- Born: c. 1915 Nagercoil, Travancore, British India
- Died: 18 October 1985 (aged 70) Madras, Tamil Nadu, India
- Years active: 1947-1980
- Spouse: Lakshmi
- Children: 3

= K. R. Ramsingh =

Indian theatre, film and voice actor

K. R. Ramsingh (c. 1915 – 18 October 1985) was an Indian theatre, film and voice actor.

==Early life==
Ramsingh was born into a Rajput family in Nagercoil, Travancore (present day Kanyakumari district of Tamil Nadu). He was educated at the Hindu Higher Secondary School, Nagercoil. At a very young age, he was drawn towards theatre. Since his parents were not supportive of his decision, he had to leave his family and join an amateur drama company. After working for some companies, he joined the "Sri Ramabala Gaana Vinoda Sabha", a theatre group which consisted of future artists including M. S. Viswanathan and R. Muthuraman. During this time, Ramsingh won acclaim for acting in a play called Puyalukkuppin – he performed the role of a dictator. Later, he acted in a devotional play based on the life of the Vaishnava sage Thirumazhisai Aazhwar. It was staged in Madras for over 400 days. After establishing himself as a leading theatre artist, he got offers to act in films. He played the lead role as saint Vishwamitra in the 1948 Tamil film Brahmarishi Vishwamithra. He was paired opposite T. R. Rajakumari, who played the role of Menaka. The dialogues of the film were written by playwright Pammal Sambandha Mudaliar. The film was also released in Hindi with Ramsingh reprising his role. However, the film's failure prompted Ramsingh to go back to theatre.

== Film career ==
After a brief hiatus, he returned to films through Minnal Veeran starring Ranjan and Sandhya in the lead. Ramsingh played the main antagonist in the film. Following that, he went on to act in similar roles in films such as Puyal and Kanniyin Kaadhali. His role as an amputated wizard in K. Ramnath's Vijayakumari (1950) fetched him critical acclaim. Ramsingh was next seen in M. G. Ramachandran's Nadodi Mannan, where he played Bhanumathi Ramakrishna's father, Mahadevi, and Marutha Nattu Veeran.

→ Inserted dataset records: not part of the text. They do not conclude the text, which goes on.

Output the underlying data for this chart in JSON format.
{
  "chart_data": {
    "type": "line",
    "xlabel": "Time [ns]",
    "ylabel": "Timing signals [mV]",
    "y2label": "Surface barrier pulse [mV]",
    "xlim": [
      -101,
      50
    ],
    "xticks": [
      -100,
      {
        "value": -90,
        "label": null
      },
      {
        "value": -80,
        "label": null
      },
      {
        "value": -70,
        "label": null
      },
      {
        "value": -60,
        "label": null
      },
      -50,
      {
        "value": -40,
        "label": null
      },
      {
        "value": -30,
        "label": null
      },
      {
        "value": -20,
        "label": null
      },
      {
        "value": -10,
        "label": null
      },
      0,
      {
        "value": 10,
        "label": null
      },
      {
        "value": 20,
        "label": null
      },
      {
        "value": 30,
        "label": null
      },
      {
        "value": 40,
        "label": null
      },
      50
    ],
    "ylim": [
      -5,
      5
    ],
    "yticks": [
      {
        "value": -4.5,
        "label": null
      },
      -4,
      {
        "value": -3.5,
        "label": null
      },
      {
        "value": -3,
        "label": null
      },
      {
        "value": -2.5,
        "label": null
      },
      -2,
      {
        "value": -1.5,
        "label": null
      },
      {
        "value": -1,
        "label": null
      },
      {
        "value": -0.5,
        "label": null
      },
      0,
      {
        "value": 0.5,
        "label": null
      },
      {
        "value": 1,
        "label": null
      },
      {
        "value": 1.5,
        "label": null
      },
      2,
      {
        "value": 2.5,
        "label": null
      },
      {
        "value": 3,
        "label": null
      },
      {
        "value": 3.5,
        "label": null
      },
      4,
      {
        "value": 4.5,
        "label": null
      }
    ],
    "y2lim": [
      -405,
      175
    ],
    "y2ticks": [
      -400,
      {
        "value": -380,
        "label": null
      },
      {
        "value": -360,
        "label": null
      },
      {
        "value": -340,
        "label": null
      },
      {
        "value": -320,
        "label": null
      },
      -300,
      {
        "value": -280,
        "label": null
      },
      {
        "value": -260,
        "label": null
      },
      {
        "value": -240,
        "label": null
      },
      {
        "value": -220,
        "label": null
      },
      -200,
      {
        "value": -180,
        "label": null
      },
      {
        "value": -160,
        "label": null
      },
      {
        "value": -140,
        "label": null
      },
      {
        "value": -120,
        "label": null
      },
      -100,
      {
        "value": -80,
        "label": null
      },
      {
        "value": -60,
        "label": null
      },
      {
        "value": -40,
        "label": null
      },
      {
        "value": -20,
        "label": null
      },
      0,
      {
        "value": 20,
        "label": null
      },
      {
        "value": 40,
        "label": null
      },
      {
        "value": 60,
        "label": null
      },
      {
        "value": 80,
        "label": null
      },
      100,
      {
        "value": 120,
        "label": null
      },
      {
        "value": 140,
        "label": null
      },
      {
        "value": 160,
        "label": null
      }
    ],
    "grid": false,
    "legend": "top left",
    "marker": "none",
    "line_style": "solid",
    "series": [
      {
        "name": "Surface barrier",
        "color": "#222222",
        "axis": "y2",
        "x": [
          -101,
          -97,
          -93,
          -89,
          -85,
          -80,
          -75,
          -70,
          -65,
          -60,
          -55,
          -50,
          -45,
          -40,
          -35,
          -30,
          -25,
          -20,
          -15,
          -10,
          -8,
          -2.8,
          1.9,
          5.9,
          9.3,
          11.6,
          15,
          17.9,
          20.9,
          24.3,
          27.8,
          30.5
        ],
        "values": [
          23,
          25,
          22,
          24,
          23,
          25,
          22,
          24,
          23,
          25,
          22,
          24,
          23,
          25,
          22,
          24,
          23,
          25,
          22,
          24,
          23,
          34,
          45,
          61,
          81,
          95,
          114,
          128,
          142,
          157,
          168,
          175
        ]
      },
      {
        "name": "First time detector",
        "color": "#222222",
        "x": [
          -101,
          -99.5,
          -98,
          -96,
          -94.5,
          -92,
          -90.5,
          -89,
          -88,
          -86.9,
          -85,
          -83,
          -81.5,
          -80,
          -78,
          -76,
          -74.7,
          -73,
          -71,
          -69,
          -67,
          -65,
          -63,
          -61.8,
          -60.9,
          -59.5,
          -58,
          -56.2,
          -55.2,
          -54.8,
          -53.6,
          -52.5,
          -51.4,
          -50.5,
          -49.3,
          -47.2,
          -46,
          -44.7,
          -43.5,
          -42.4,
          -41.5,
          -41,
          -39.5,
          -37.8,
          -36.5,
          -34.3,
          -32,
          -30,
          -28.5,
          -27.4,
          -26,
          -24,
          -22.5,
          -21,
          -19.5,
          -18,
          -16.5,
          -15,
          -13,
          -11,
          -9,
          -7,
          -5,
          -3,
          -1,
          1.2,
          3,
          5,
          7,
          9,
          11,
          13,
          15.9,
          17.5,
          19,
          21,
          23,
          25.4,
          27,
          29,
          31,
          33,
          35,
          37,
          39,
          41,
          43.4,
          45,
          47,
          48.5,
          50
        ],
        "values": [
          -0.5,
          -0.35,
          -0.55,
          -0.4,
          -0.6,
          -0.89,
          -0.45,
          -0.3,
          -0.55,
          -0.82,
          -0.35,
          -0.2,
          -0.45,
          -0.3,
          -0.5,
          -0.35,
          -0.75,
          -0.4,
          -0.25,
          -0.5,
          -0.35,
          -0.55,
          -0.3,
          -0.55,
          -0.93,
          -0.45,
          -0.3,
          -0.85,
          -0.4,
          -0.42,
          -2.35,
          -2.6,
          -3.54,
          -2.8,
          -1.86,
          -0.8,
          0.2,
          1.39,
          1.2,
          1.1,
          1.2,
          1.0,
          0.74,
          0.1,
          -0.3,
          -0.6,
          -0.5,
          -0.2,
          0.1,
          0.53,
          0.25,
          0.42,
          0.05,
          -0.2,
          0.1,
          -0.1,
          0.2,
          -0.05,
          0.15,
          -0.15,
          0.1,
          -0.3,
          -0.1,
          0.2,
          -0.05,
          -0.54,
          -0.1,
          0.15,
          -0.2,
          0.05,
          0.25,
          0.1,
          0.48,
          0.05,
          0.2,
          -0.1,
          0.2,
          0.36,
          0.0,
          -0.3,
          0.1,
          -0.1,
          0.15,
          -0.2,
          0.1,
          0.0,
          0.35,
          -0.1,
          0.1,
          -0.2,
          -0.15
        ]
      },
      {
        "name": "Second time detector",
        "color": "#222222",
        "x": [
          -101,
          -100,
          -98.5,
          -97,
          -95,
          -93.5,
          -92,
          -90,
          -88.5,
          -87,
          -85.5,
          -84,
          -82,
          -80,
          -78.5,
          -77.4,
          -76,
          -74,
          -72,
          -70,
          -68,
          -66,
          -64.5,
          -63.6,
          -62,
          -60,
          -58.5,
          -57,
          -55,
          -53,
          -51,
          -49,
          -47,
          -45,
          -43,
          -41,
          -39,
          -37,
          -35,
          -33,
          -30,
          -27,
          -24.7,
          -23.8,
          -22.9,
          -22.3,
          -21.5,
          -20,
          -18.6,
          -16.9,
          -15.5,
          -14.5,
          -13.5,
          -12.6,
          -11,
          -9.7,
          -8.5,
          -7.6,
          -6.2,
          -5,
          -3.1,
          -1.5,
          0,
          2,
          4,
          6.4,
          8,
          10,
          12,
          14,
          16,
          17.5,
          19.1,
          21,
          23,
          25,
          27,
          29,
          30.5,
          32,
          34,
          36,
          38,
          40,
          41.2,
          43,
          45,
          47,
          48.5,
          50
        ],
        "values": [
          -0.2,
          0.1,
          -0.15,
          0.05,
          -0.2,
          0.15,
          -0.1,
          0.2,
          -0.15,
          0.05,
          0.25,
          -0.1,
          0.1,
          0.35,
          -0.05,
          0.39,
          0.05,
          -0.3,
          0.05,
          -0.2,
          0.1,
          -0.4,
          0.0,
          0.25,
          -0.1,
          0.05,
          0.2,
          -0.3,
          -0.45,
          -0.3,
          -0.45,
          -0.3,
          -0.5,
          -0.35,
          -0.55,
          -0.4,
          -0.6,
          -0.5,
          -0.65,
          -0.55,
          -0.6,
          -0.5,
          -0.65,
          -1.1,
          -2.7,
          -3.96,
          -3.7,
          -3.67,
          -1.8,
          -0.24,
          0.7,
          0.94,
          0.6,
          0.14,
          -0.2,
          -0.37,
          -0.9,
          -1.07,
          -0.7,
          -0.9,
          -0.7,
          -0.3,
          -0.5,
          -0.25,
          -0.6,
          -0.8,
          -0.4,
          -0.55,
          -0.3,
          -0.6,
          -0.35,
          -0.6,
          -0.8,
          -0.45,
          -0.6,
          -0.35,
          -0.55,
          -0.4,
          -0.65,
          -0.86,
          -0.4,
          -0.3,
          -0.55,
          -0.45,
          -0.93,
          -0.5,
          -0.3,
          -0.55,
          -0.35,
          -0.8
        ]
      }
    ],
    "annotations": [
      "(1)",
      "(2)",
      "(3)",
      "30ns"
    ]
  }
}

While acting in films, he worked as a voice actor for films dubbed from other languages in Tamil. He provided the voice-over for Prithviraj Kapoor in a Hindi film. Kapoor was so impressed with Ramsingh's voice so that he requested the latter to do the voice-over for him in the Tamil version of Mughal-e-Azam. In the later part of his career, he worked mainly as a voice actor while making appearances in a few films.

==Death==
Ramsingh died at the age of 70 on 18 October 1985 at a private hospital in Kodambakkam, Madras.

== Filmography ==

| Year | Film | Role | Notes |
|---|---|---|---|
| 1947 | Brahmarishi Vishwamithra |  | Debut as Hero and Bilingual Film made in Tamil and Hindi |
| 1949 | Kanniyin Kathali | Durjayan |  |
| 1950 | Vijayakumari | amputated Wizard |  |
| 1952 | Puyal |  |  |
| 1957 | Mahadhevi |  |  |
| 1958 | Nadodi Mannan | Veerabahu |  |
| 1959 | Minnal Veeran |  |  |
| 1961 | Marutha Nattu Veeran |  |  |
| 1961 | Naaga Nandhini |  |  |
| 1965 | Thazhampoo | Murugan |  |
| 1965 | Aasai Mugam | Plastic surgeon |  |
| 1967 | Arasa Kattalai |  |  |
| 1969 | Anjal Petti 520 |  |  |
| 1973 | Baghdad Perazhagi |  |  |
| 1976 | Thunive Thunai | Bullock cart driver |  |
| 1980 | Oru Velladu Vengaiyagiradhu |  |  |

==Awards and honours==
Ramsingh was awarded the Kalaimamani award for his contributions to arts.